4. Newland Head Conservation Park
Located on the southern coast of the Fleurieu Peninsula and 91 km south of Adelaide, Newland Head Conservation Park has rolling hills, rugged cliffs and unmatched views, perfect for the family looking to spend some quality time in nature.
Waitpinga Campground is a gorgeous campground with Waitpinga beach only a short walk away.
Waitpinga Beach is also very popular with surfers as it offers both a point break plus a classic beach break. It’s also ideal for a spot of fishing, but is not suitable for swimming
Only suitable for tents and swags, the Waitpinga campground has camping toilets, a communal gas BBQ and under-shelter picnic seating.
There are also lots of walking trails starting near this campground. We recommend the 23 km Waitpinga Cliffs to Kings Beach hike if you’re going to be camping here.

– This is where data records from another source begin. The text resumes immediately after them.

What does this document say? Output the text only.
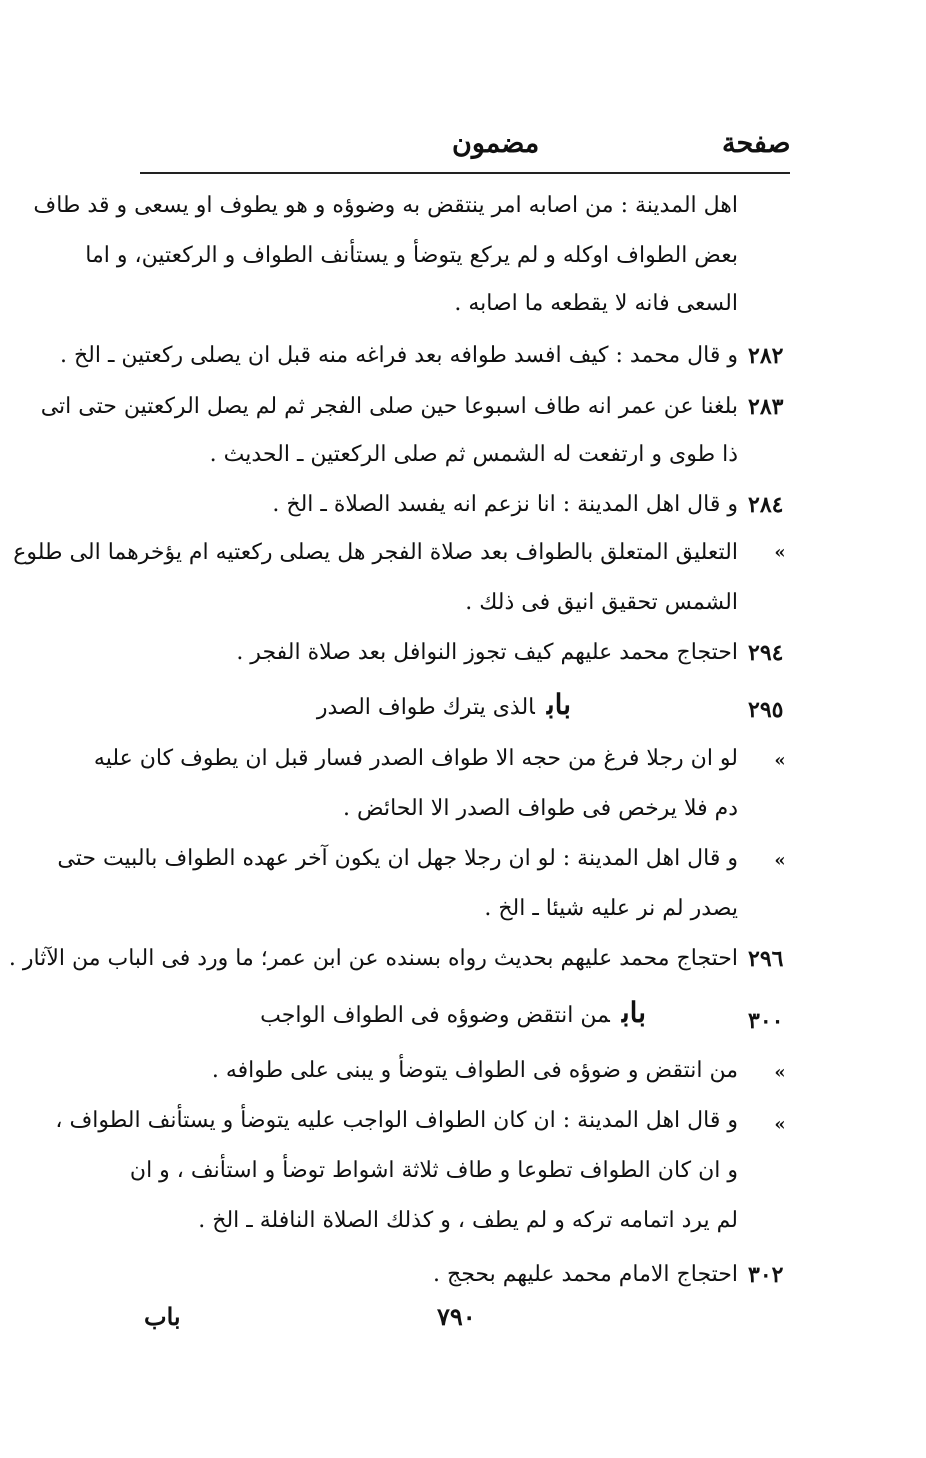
صفحة
مضمون
اهل المدينة : من اصابه امر ينتقض به وضوؤه و هو يطوف او يسعى و قد طاف
بعض الطواف اوكله و لم يركع يتوضأ و يستأنف الطواف و الركعتين، و اما
السعى فانه لا يقطعه ما اصابه .
٢٨٢
و قال محمد : كيف افسد طوافه بعد فراغه منه قبل ان يصلى ركعتين ـ الخ .
٢٨٣
بلغنا عن عمر انه طاف اسبوعا حين صلى الفجر ثم لم يصل الركعتين حتى اتى
ذا طوى و ارتفعت له الشمس ثم صلى الركعتين ـ الحديث .
٢٨٤
و قال اهل المدينة : انا نزعم انه يفسد الصلاة ـ الخ .
«
التعليق المتعلق بالطواف بعد صلاة الفجر هل يصلى ركعتيه ام يؤخرهما الى طلوع
الشمس تحقيق انيق فى ذلك .
٢٩٤
احتجاج محمد عليهم كيف تجوز النوافل بعد صلاة الفجر .
٢٩٥
بابالذى يترك طواف الصدر
«
لو ان رجلا فرغ من حجه الا طواف الصدر فسار قبل ان يطوف كان عليه
دم فلا يرخص فى طواف الصدر الا الحائض .
«
و قال اهل المدينة : لو ان رجلا جهل ان يكون آخر عهده الطواف بالبيت حتى
يصدر لم نر عليه شيئا ـ الخ .
٢٩٦
احتجاج محمد عليهم بحديث رواه بسنده عن ابن عمر؛ ما ورد فى الباب من الآثار .
٣٠٠
بابمن انتقض وضوؤه فى الطواف الواجب
«
من انتقض و ضوؤه فى الطواف يتوضأ و يبنى على طوافه .
«
و قال اهل المدينة : ان كان الطواف الواجب عليه يتوضأ و يستأنف الطواف ،
و ان كان الطواف تطوعا و طاف ثلاثة اشواط توضأ و استأنف ، و ان
لم يرد اتمامه تركه و لم يطف ، و كذلك الصلاة النافلة ـ الخ .
٣٠٢
احتجاج الامام محمد عليهم بحجج .
باب	٧٩٠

The Waitpinga campground is very popular in summer with families booking their spots months in advance.
Top tip: For more on National Parks where you can catch some epic waves, look up our blog on 6 great surf breaks in SA’s Encounter Marine Park.
Book before you go
Campsites in South Australian national parks need to be booked online. Bookings can be made up to one year in advance. So in theory, if you live in Adelaide you could check which campsites are available online, book a spot, and be out camping in nature within hours.
If you’re new to camping, check out our guides for beginners – including what to bring, what to what to cook and how to behave at the campground.
This story was originally posted in April 2017.